# OEM interface with carpc or tablet



## Guest (Aug 2, 2017)

Hi guys,

I'm very curious if there is a way to fully integrate OEM controls... AC, Car function checks, etc. Into a carpc or tablet install.... My car, Audi A4, uses the OEM units to display and control various everyday car functions.... 

Just curious if there were a device the OEM connections could fit to and allow the carpc to display. 

Also, is there a device that would allow say a Helix DSP Pro with USB audio.... To display on the OEM screen and control.

Sent from my Pixel XL using Tapatalk


----------



## nineball76 (Mar 13, 2010)

I'm pretty sure the unit I'm selling has the obd2 interface. 

Also, just subscribing to gain knowledge. 

Sent from my LG-V20 using Tapatalk


----------



## naiku (May 28, 2008)

nineball76 said:


> I'm pretty sure the unit I'm selling has the obd2 interface.


Pretty sure that won't work for what OP is asking though, OBD2 is going to be fine to read engine parameters, fault codes etc. but in the Audi a lot of the functions he is talking about will be handled by the CAN-BUS.

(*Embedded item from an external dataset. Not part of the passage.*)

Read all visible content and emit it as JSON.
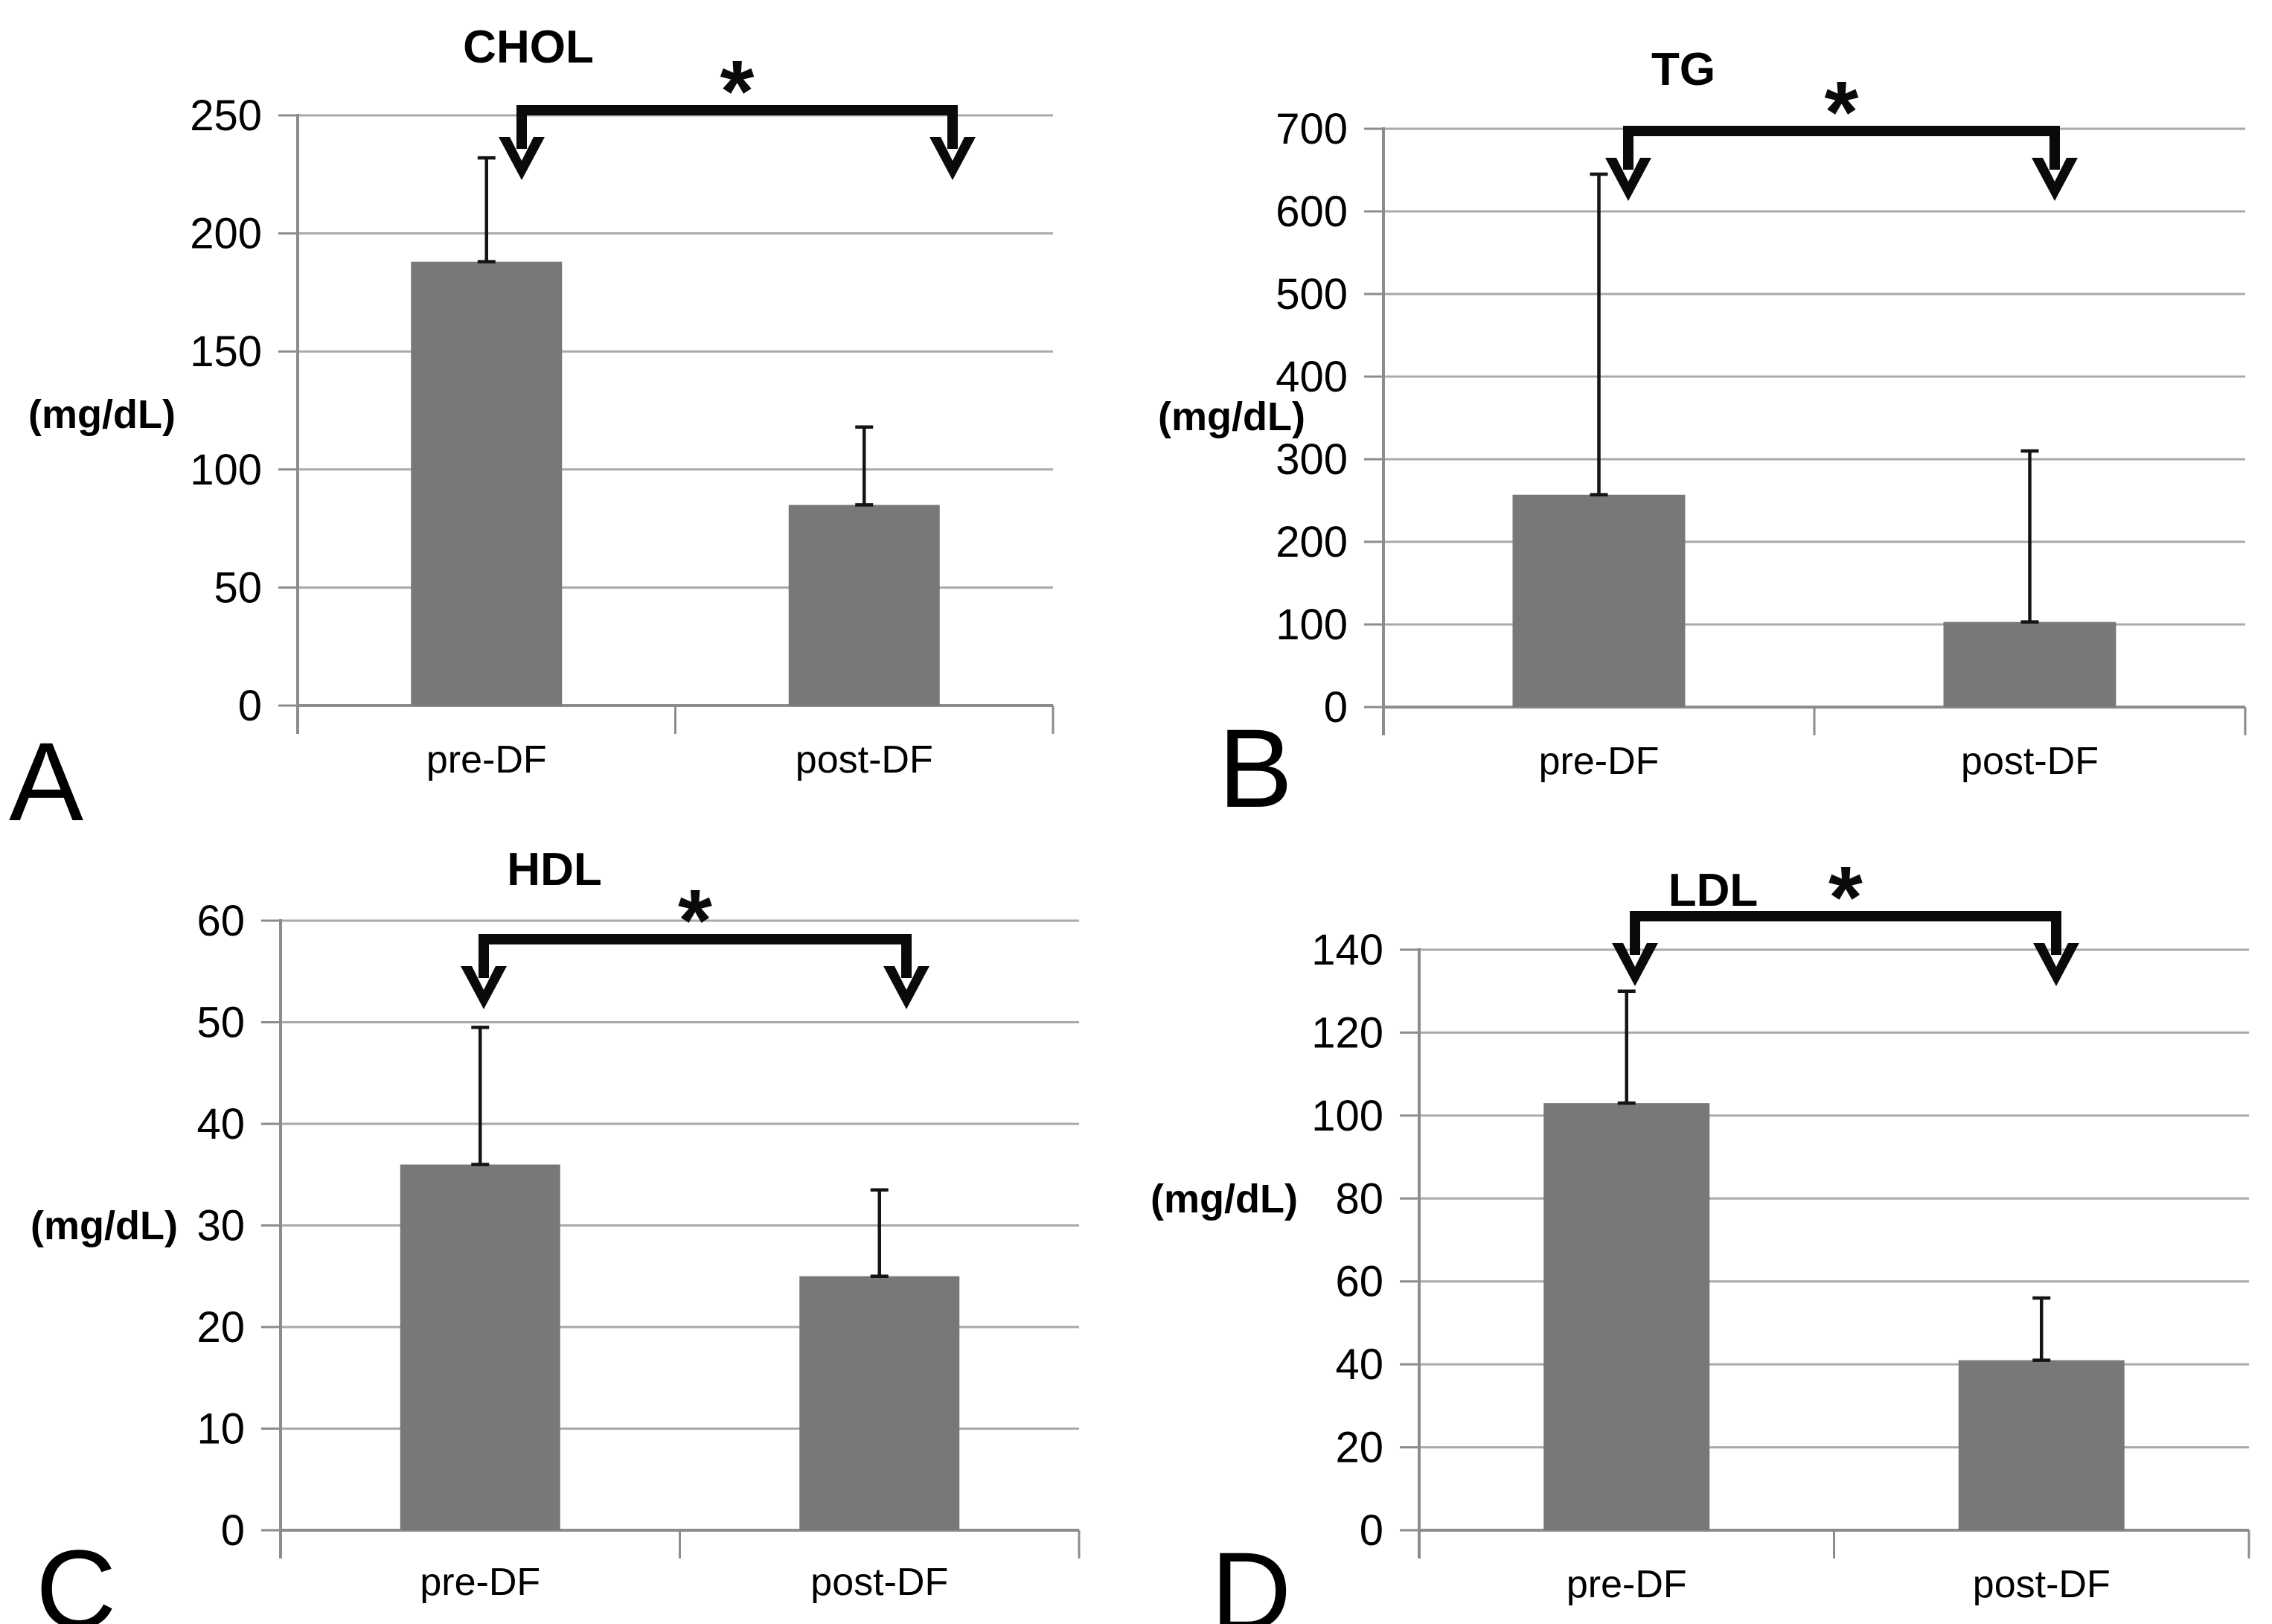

I think you would need to build something using an Arduino, that could read what is on the CAN-BUS, you would then need a way to output that onto your display and finally a way to send any changes back through the Arduino into the CAN-BUS. Here is part of the steps you would need:

Hack Your Vehicle CAN-BUS With Arduino and Seeed CAN-BUS Shield: 6 Steps


----------



## nineball76 (Mar 13, 2010)

naiku said:


> Pretty sure that won't work for what OP is asking though, OBD2 is going to be fine to read engine parameters, fault codes etc. but in the Audi a lot of the functions he is talking about will be handled by the CAN-BUS.
> 
> I think you would need to build something using an Arduino, that could read what is on the CAN-BUS, you would then need a way to output that onto your display and finally a way to send any changes back through the Arduino into the CAN-BUS. Here is part of the steps you would need:
> 
> Hack Your Vehicle CAN-BUS With Arduino and Seeed CAN-BUS Shield: 6 Steps


I know that. Only referring to the first part of his comment. 

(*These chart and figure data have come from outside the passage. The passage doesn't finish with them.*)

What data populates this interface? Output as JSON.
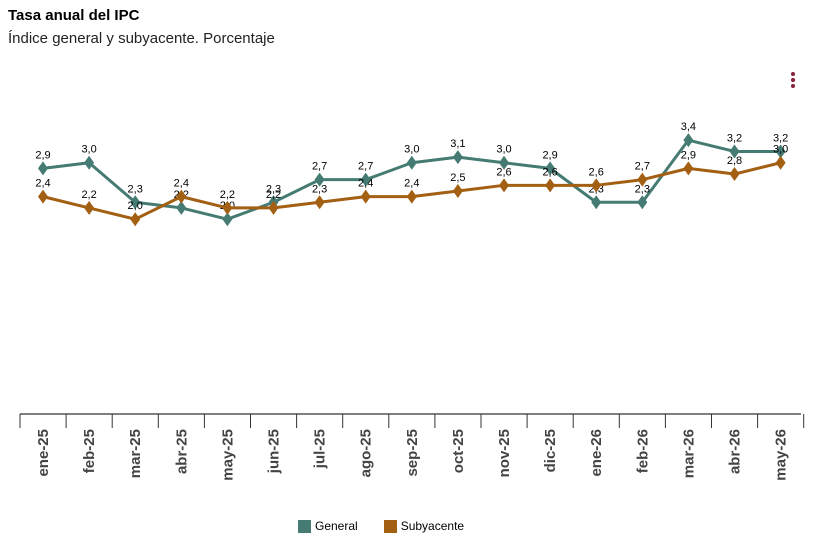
{
  "title": "Tasa anual del IPC",
  "subtitle": "Índice general y subyacente. Porcentaje",
  "menu_icon": "more-vertical-icon",
  "colors": {
    "general": "#457b73",
    "subyacente": "#a35f12",
    "menu": "#8a1f3d",
    "axis": "#333333"
  },
  "chart_data": {
    "type": "line",
    "title": "Tasa anual del IPC",
    "subtitle": "Índice general y subyacente. Porcentaje",
    "categories": [
      "ene-25",
      "feb-25",
      "mar-25",
      "abr-25",
      "may-25",
      "jun-25",
      "jul-25",
      "ago-25",
      "sep-25",
      "oct-25",
      "nov-25",
      "dic-25",
      "ene-26",
      "feb-26",
      "mar-26",
      "abr-26",
      "may-26"
    ],
    "series": [
      {
        "name": "General",
        "values": [
          2.9,
          3.0,
          2.3,
          2.2,
          2.0,
          2.3,
          2.7,
          2.7,
          3.0,
          3.1,
          3.0,
          2.9,
          2.3,
          2.3,
          3.4,
          3.2,
          3.2
        ],
        "labels": [
          "2,9",
          "3,0",
          "2,3",
          "2,2",
          "2,0",
          "2,3",
          "2,7",
          "2,7",
          "3,0",
          "3,1",
          "3,0",
          "2,9",
          "2,3",
          "2,3",
          "3,4",
          "3,2",
          "3,2"
        ]
      },
      {
        "name": "Subyacente",
        "values": [
          2.4,
          2.2,
          2.0,
          2.4,
          2.2,
          2.2,
          2.3,
          2.4,
          2.4,
          2.5,
          2.6,
          2.6,
          2.6,
          2.7,
          2.9,
          2.8,
          3.0
        ],
        "labels": [
          "2,4",
          "2,2",
          "2,0",
          "2,4",
          "2,2",
          "2,2",
          "2,3",
          "2,4",
          "2,4",
          "2,5",
          "2,6",
          "2,6",
          "2,6",
          "2,7",
          "2,9",
          "2,8",
          "3,0"
        ]
      }
    ],
    "ylim": [
      -2.0,
      4.2
    ],
    "y_axis_visible": false,
    "grid": false,
    "marker": "diamond",
    "legend_position": "bottom"
  }
}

But I looked and the scan tool wasn't purchased with this unit. It was meant for my Ram which has a tuner that does all that. 

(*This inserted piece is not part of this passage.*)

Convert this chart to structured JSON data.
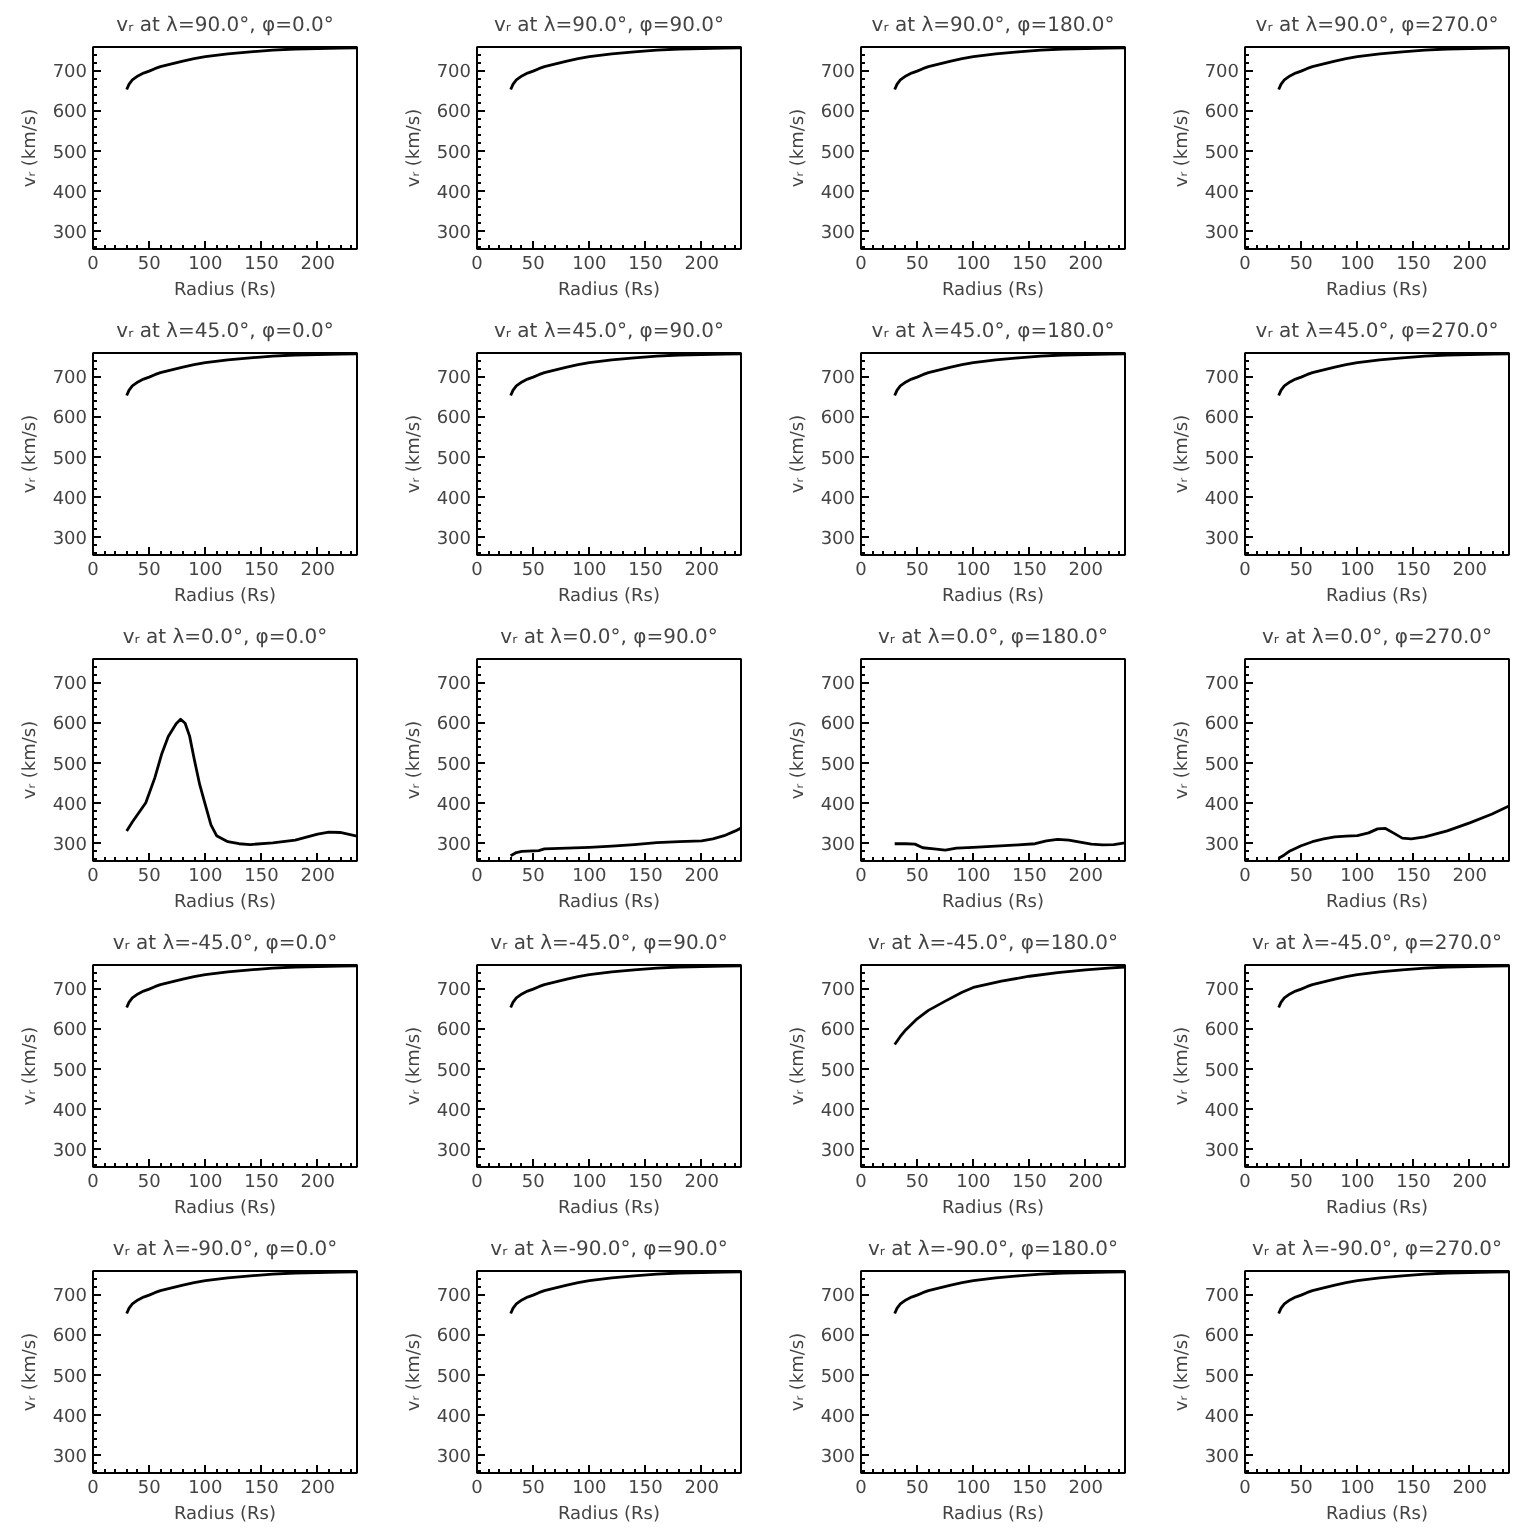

And to save you some trouble, I don't think my unit will fit your max deoth. I think VAG depth is only like 7". 

Sent from my LG-V20 using Tapatalk


----------



## naiku (May 28, 2008)

Ah OK, I thought you were replying to the whole post.


----------



## nineball76 (Mar 13, 2010)

Would be awesome for Maestro to come up with a usb interface. Controllable by Windows or mobile app. 

Sent from my LG-V20 using Tapatalk


----------



## bradknob (Oct 26, 2009)

I've been hoping for the same thing for my Jeep Grand Cherokee. Idatalink has the maestro but a double din looks terrible in my dash. Was hoping that they would soon come out with one compatible with a tablet.


----------



## crackinhedz (May 5, 2013)

I found this page, perhaps could help with ideas...

Looks like he was using the OEM screen though? And that he was having difficulty with the resolution playing nicely? (I didn't read it very thorough)

Maybe get some ideas?


https://m.facebook.com/Audi-CarPC-Project-359211184102698/


----------



## UncleHungry (Jul 18, 2017)

bradknob said:


> I've been hoping for the same thing for my Jeep Grand Cherokee. Idatalink has the maestro but a double din looks terrible in my dash. Was hoping that they would soon come out with one compatible with a tablet.




There’s a guy with the 8” Alpine unit in a wk2 that looks almost factory. I have a Nex 8000 and it looks good, but not great. 


Sent from my iPhone using Tapatalk


----------